Akan tetapi, saya tidak punya sedikit pun keinginan untuk kembali ke masa ketika saya tidak memiliki kelemahan—saya telah belajar bahwa mereka yang tidak punya apa pun untuk hilang adalah orang yang paling kesepian.
“Mulai malam ini, aku akan tidur nyenyak,” kataku. Setelah menguap sebentar, aku kembali mengambil dokumen-dokumen itu.
Saya menemukan kesalahan ejaan saat saya memindai kata-kata tersebut, jadi saya serahkan kertas tersebut kepada Leonhart, yang menerimanya, mengangguk, dan berkata, “Saya akan mengirimkannya untuk ditulis ulang sekarang juga.”
Setelah mengamati wajahnya dengan saksama, ada sesuatu yang menarik perhatianku. Sepertinya aku ingat bahwa, sebelum dia berangkat ke Vint, dia tampak sama lelahnya seperti aku sekarang.
“Kantong matamu kelihatannya sudah hilang,” kataku sambil melotot ke arahnya.
Leonhart memutuskan kontak mata.
Dia juga sama khawatirnya dengan keselamatan Rose seperti aku. Namun, alasan di balik raut wajahnya yang membaik itu jelas; beberapa bulan yang lalu, dia pergi ke Vint dan memastikan dengan matanya sendiri bahwa Rose baik-baik saja. Setelah itu, dia tidak perlu khawatir lagi, jadi wajar saja, tidak ada yang mengganggu tidurnya. Terlebih lagi, saudaraku tersayang, Johan, juga ada di negara itu.
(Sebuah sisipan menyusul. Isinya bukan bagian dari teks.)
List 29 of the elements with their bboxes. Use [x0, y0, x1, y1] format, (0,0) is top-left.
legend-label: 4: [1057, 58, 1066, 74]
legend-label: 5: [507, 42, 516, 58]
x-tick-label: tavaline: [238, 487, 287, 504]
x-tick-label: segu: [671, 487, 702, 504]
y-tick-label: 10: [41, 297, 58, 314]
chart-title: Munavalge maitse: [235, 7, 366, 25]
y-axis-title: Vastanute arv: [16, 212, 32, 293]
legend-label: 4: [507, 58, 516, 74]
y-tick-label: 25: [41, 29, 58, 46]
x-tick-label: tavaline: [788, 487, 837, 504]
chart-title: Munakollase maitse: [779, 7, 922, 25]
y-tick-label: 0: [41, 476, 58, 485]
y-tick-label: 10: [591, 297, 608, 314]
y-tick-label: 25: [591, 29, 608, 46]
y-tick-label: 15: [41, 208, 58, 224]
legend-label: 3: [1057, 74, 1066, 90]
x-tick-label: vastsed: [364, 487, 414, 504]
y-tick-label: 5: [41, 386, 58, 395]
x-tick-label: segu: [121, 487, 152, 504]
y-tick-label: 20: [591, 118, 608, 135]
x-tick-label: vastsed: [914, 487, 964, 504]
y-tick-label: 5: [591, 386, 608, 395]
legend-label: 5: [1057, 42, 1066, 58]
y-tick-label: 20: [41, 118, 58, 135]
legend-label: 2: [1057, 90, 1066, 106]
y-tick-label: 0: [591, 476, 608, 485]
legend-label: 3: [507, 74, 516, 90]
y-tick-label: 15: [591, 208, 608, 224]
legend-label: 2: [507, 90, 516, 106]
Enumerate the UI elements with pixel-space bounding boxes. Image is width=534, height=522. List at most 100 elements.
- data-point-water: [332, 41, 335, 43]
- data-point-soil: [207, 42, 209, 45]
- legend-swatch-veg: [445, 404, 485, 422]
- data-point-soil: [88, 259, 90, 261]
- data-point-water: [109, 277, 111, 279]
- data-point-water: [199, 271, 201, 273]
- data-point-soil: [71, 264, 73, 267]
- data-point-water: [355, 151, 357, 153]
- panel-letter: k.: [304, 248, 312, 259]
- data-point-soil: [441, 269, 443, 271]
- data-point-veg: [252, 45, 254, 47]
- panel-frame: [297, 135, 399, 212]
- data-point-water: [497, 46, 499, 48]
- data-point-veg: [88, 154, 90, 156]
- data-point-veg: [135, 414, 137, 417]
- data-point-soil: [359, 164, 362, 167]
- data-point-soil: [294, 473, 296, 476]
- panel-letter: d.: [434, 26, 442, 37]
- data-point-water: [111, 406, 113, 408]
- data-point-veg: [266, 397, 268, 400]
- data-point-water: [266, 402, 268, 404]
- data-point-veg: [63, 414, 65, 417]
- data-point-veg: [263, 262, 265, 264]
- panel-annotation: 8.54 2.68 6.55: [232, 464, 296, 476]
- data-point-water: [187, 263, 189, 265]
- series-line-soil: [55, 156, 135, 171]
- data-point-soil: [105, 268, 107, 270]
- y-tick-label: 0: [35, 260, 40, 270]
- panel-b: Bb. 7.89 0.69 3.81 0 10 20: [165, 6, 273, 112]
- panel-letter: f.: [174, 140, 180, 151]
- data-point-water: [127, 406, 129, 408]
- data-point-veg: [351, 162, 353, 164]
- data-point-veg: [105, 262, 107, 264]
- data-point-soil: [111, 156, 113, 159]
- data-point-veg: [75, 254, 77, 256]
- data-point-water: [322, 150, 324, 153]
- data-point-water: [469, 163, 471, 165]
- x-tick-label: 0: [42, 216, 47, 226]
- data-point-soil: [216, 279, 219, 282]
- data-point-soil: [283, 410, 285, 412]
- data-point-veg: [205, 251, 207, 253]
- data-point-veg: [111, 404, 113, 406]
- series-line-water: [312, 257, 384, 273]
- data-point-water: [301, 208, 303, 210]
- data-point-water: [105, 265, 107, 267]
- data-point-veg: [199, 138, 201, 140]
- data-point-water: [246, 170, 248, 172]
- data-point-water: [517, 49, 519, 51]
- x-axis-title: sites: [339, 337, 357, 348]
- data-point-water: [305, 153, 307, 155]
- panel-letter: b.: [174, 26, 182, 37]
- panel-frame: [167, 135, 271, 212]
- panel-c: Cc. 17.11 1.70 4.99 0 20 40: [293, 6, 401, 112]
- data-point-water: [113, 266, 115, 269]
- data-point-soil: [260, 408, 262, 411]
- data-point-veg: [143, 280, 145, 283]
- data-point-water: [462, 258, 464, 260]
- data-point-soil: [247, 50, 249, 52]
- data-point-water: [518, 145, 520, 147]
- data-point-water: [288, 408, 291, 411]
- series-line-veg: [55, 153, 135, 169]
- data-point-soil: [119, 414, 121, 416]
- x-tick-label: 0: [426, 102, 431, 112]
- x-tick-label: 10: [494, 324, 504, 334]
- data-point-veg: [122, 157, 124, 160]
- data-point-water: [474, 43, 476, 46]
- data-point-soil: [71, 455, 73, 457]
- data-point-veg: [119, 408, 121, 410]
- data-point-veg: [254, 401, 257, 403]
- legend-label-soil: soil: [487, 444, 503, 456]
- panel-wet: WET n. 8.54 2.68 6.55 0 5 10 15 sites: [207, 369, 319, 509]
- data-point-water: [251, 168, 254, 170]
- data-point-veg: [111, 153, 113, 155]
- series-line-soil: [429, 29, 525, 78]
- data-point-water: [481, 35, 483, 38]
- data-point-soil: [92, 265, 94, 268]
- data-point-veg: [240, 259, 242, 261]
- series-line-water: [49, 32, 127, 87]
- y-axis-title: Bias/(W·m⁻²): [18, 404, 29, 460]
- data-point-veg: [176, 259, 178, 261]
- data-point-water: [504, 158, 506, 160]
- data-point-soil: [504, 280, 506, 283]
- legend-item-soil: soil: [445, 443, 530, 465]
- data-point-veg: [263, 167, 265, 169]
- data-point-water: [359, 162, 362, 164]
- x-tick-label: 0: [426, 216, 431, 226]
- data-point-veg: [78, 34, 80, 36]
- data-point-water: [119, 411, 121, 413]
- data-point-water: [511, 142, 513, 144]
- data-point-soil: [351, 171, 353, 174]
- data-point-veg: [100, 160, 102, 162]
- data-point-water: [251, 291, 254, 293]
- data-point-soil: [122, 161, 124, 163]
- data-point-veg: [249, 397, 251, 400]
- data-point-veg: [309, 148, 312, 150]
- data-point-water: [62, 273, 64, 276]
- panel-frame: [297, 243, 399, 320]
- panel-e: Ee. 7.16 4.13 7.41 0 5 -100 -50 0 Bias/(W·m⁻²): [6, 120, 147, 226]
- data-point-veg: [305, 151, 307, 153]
Tidak adil kalau dia bisa mengunjungi Rose dan Johan… Aku merasa dicurangi… Aku sudah empat tahun tidak bertemu kakakku.
Dalam benakku, aku tahu bahwa aku tidak boleh menyalahkan Leonhart—aku adalah pewaris takhta, dan karena alasan itu, aku sendiri tidak bisa pergi ke Vint… Itu bukan salah Leonhart.
Tetapi hal itu masih belum terasa tepat bagi saya.
“Aku iri padamu, Leonhart.”
“Yang Mulia…”
“Siapa yang mau jadi pangeran?” keluhku.
Leonhart tersenyum canggung.
Dia adalah bawahanku, dan dia tidak melakukan kesalahan apa pun, jadi aku merasa bersalah karena membuatnya tidak nyaman. Namun dalam hatiku, aku meminta maaf dan berdoa agar diampuni, hanya untuk hari ini.